The Lyngen Peninsula has long been a reindeer grazing area. There are written sources that tell about the resettlement of the Swedish Sami in “Iddu-njarga”, on the Lyngen Peninsula in the 18th century. The Lapland Code of 1751 recognized the right of the Saami to use pastures across the state border, which was then formalized between Denmark/Norway and Finland/Sweden. In 1972, Norway terminated the reindeer herding agreement with Sweden.

The way of life of the Sea Sami in this area was based on a combination of several types of crafts that ensured survival. Women were primarily responsible for running the household. They took care of the children, looked after the barn, cooked, and did the housework. Men were mainly responsible for maintaining buildings and tools, fishing, hunting, firewood, mowing, and butchering livestock, and making tools and utensils. Many men went on seasonal fishing trips, while women took care of household chores.

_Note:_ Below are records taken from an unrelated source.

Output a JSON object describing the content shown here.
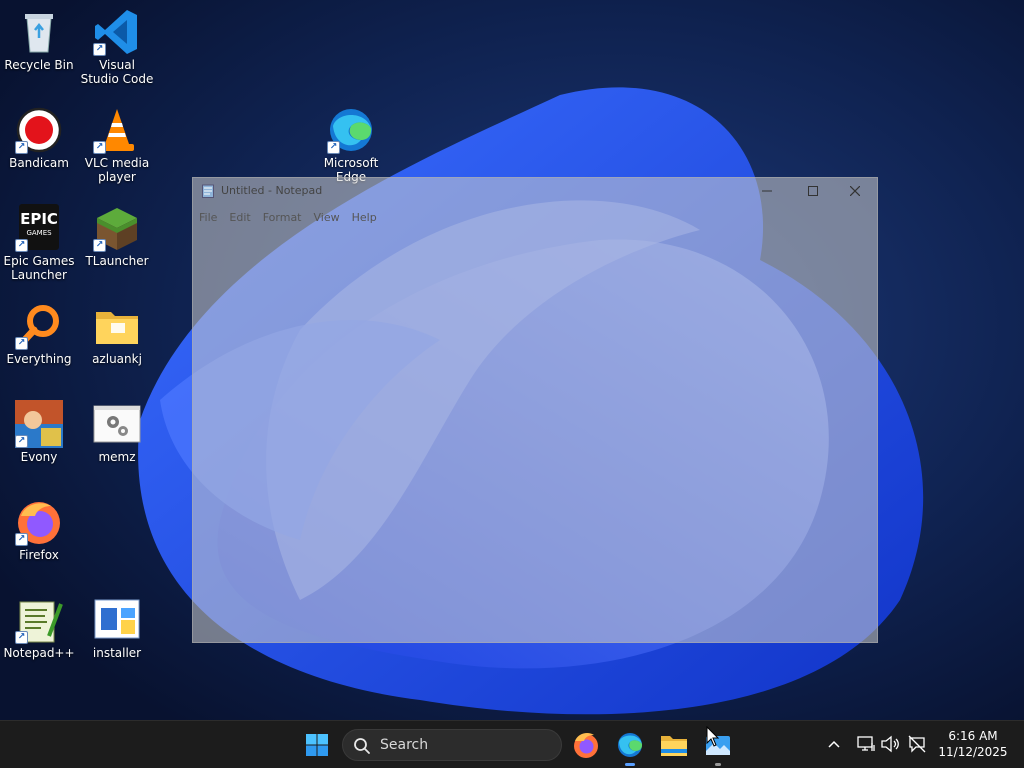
{
  "desktop": {
    "icons": [
      {
        "id": "recycle-bin",
        "label": "Recycle Bin"
      },
      {
        "id": "vscode",
        "label": "Visual Studio Code"
      },
      {
        "id": "bandicam",
        "label": "Bandicam"
      },
      {
        "id": "vlc",
        "label": "VLC media player"
      },
      {
        "id": "edge",
        "label": "Microsoft Edge"
      },
      {
        "id": "epic",
        "label": "Epic Games Launcher"
      },
      {
        "id": "tlauncher",
        "label": "TLauncher"
      },
      {
        "id": "everything",
        "label": "Everything"
      },
      {
        "id": "azluankj",
        "label": "azluankj"
      },
      {
        "id": "evony",
        "label": "Evony"
      },
      {
        "id": "memz",
        "label": "memz"
      },
      {
        "id": "firefox",
        "label": "Firefox"
      },
      {
        "id": "notepadpp",
        "label": "Notepad++"
      },
      {
        "id": "installer",
        "label": "installer"
      }
    ],
    "epic_logo_text": "EPIC",
    "epic_logo_sub": "GAMES"
  },
  "notepad": {
    "title": "Untitled - Notepad",
    "menu": [
      "File",
      "Edit",
      "Format",
      "View",
      "Help"
    ],
    "content": ""
  },
  "taskbar": {
    "search_label": "Search",
    "pinned": [
      "start-button",
      "search",
      "firefox",
      "edge",
      "file-explorer",
      "photos"
    ],
    "clock": {
      "time": "6:16 AM",
      "date": "11/12/2025"
    }
  },
  "colors": {
    "taskbar_bg": "#1c1c1c",
    "accent": "#5aa0ff",
    "wallpaper_dark": "#0a1633",
    "wallpaper_bloom": "#2a5cff"
  }
}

The Kvens who crossed the border in the 18th and 19th centuries brought their customs and language with them. The Norwegians who came to Lyngen in the 17th century were merchants, Christian missionaries, and civil servants. Norwegian farmers and fishermen also lived near the resource-rich Lyngenfjord. The historical meeting of the Saami, Norwegians, and Kvens at Nordkalotten was called "the meeting of three tribes".

The mountains received official names in Northern Sámi and Kven in September 2024 from the Norwegian Mapping Authority: Ittuvárit and Yykeänvaarat.